Asymmetric Joint-Training Gains: Adding SHOW3D to training improves HOT3D evaluation by 22% (11.29→8.80), whereas adding HOT3D improves SHOW3D evaluation by only 2% (13.82→13.50), suggesting SHOW3D already subsumes the studio distribution.
Text conditioning yields the largest trajectory prediction improvement for the mustard object (72%) and 34% for the mug, demonstrating the genuine utility of semantic context in disambiguating similar trajectories.
UMAP visualizations show that SHOW3D spans across the compact clusters formed by GigaHands, HOT3D, and ARCTIC in feature space.

Highlights & Insights¶

Equal Emphasis on Engineering and Scientific Validation: Beyond presenting a capture system, the paper extensively quantifies annotation accuracy — both hand and object annotations are compared against MoCap ground truth to sub-centimeter precision, which is exceptionally rare for in-the-wild dataset papers.
A Practical Solution that Breaks the Trade-off: The combination of an 8 kg backpack and Meta Quest 3 makes genuinely outdoor capture operationally feasible (gardens, corridors, restaurants, outdoor seating areas, etc.) while maintaining 10-camera synchronization at 60 Hz.
Innovative Value of Text Annotations: Diverse semantic descriptions are generated from manipulation instructions via an LLM. Text-conditioned trajectory prediction experiments confirm the practical utility of these annotations in downstream tasks, rather than merely enriching dataset metadata.

Limitations & Future Work¶

Only 21 everyday objects are included, which is limited compared to GigaHands' 417 object categories.
High-end computing workstations (transported on a mobile cart following the user) are still required, making deployment costly.
Grayscale images lack color information, which may be detrimental for appearance-dependent tasks such as object recognition.
Personalized hand models require high-resolution hand scans, constraining large-scale participant recruitment.
Future work may integrate tactile sensing and depth cameras to extend the data modalities.
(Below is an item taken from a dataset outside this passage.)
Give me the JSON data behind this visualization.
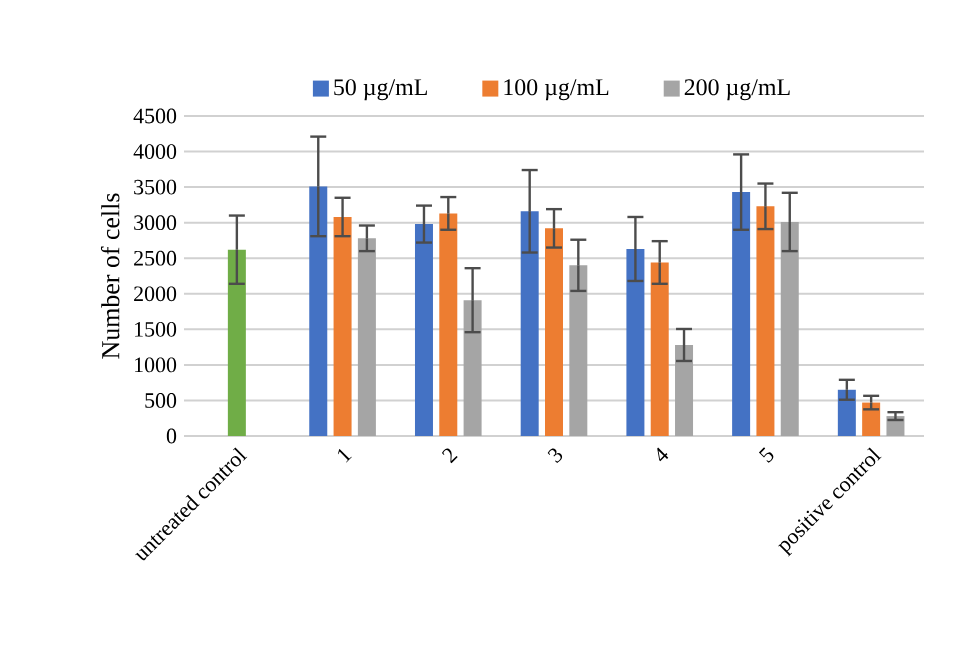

vs. GigaHands: 51 RGB cameras, studio setup, 3.7M frames, 417 objects. SHOW3D far surpasses GigaHands in environmental diversity but offers fewer objects and lacks RGB imagery.
vs. HOT3D: Both use Meta Quest 3, but HOT3D relies on MoCap with markers, restricting collection to studio settings. SHOW3D achieves in-the-wild capture via a marker-free pipeline.
vs. Ego-Exo4D: In-the-wild capture at scale, but with only sparse hand annotations and no object annotations. SHOW3D demonstrates that dense 3D annotation in the wild is achievable.

Rating¶

Novelty: ⭐⭐⭐⭐ — First in-the-wild 3D hand-object interaction dataset with a practically strong system design.
Experimental Thoroughness: ⭐⭐⭐⭐⭐ — Three downstream task evaluations, quantitative annotation accuracy assessment, and cross-dataset generalization analysis.
Writing Quality: ⭐⭐⭐⭐⭐ — Motivation, system design, annotation pipeline, and experiments are presented with clarity; an exemplary dataset paper.
Value: ⭐⭐⭐⭐⭐ — Direct and significant contribution to the fields of egocentric vision and hand-object interaction.